Under the RRSP, the MTC is duty-bound to conduct a preliminary conference [36] and,
if necessary, to receive evidence to determine if such tenancy relationship had, in
fact, been shown to be the real issue.[37] The MTC may even opt to conduct a
hearing on the special and affirmative defense of the defendant, although under the
RRSP, such a hearing is not a matter of right.[38] If it is shown during the hearing or
conference that, indeed, tenancy is the issue, the MTC should dismiss the case for
lack of jurisdiction.[39]

In the present case, instead of conducting a preliminary conference, the MTC


immediately referred the case to the DARAB. This was contrary to the rules.
Besides, Section 2[40] of P.D. No. 316, which required the referral of a land dispute
case to the Department of Agrarian Reform for the preliminary determination of the
existence of an agricultural tenancy relationship, has indeed been repealed by
Section 76[41] of R.A. No. 6657 in 1988.

Amended complaint did confer jurisdiction on the DARAB

Neither did the amendment of the complaint confer jurisdiction on the DARAB. The
plaintiffs alleged in the amended complaint that the subject property was previously
tilled by Efren Bernardo, and the respondents took possession by strategy and
stealth, without their knowledge and consent. In the absence of any allegation of a
tenancy relationship between the parties, the action was for recovery of possession
of real property that was within the jurisdiction of the regular courts. [42]
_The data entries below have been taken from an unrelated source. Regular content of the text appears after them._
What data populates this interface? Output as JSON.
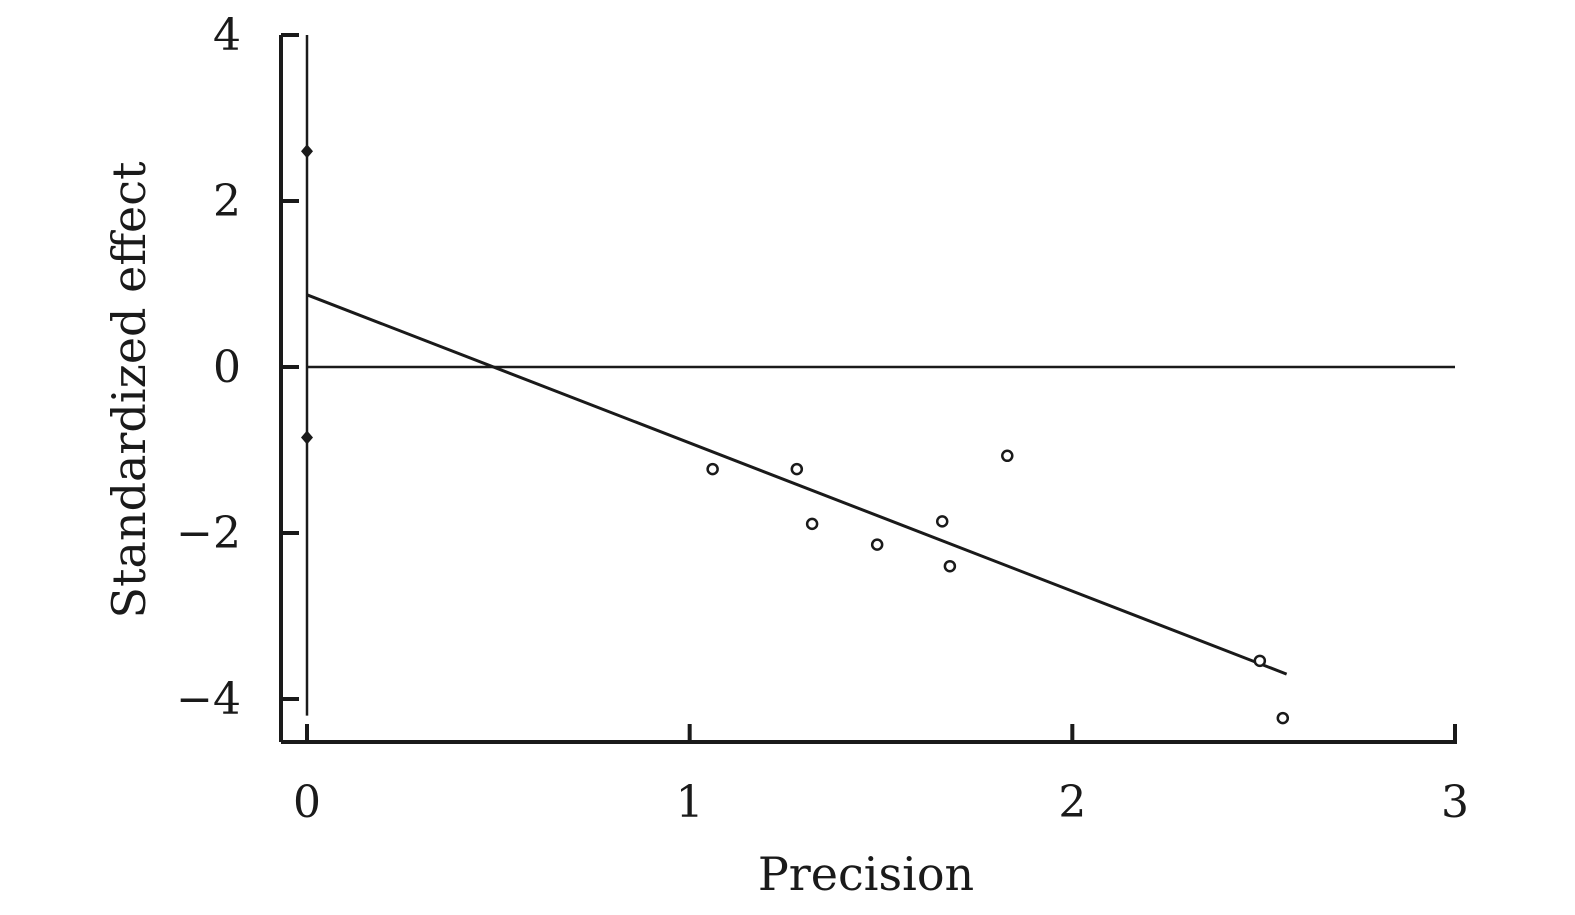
{
  "chart_data": {
    "type": "scatter",
    "title": "",
    "xlabel": "Precision",
    "ylabel": "Standardized effect",
    "xlim": [
      0,
      3
    ],
    "ylim": [
      -4.5,
      4
    ],
    "x_ticks": [
      {
        "value": 0,
        "label": "0"
      },
      {
        "value": 1,
        "label": "1"
      },
      {
        "value": 2,
        "label": "2"
      },
      {
        "value": 3,
        "label": "3"
      }
    ],
    "y_ticks": [
      {
        "value": 4,
        "label": "4"
      },
      {
        "value": 2,
        "label": "2"
      },
      {
        "value": 0,
        "label": "0"
      },
      {
        "value": -2,
        "label": "−2"
      },
      {
        "value": -4,
        "label": "−4"
      }
    ],
    "grid": false,
    "legend": "none",
    "reference_line_y": 0,
    "regression_line": {
      "x": [
        0,
        2.56
      ],
      "y": [
        0.87,
        -3.7
      ]
    },
    "intercept_interval": {
      "x": 0,
      "y_low": -0.85,
      "y_high": 2.6
    },
    "points": [
      {
        "x": 1.06,
        "y": -1.23
      },
      {
        "x": 1.28,
        "y": -1.23
      },
      {
        "x": 1.32,
        "y": -1.89
      },
      {
        "x": 1.49,
        "y": -2.14
      },
      {
        "x": 1.66,
        "y": -1.86
      },
      {
        "x": 1.68,
        "y": -2.4
      },
      {
        "x": 1.83,
        "y": -1.07
      },
      {
        "x": 2.49,
        "y": -3.54
      },
      {
        "x": 2.55,
        "y": -4.23
      }
    ],
    "colors": {
      "ink": "#1a1a1a",
      "background": "#ffffff"
    }
  }
}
The CA, therefore, committed no reversible error in setting aside the DARAB
decision. While we lament the lapse of time this forcible entry case has been
pending resolution, we are not in a position to resolve the dispute between the
parties since the evidence required in courts is different from that of administrative
agencies.[43]

WHEREFORE, the petition is DENIED. The October 6, 2003 Decision and October
12, 2004 Resolution of the Court of Appeals in CA-G.R. SP No. 48642 are
AFFIRMED. No pronouncement as to costs.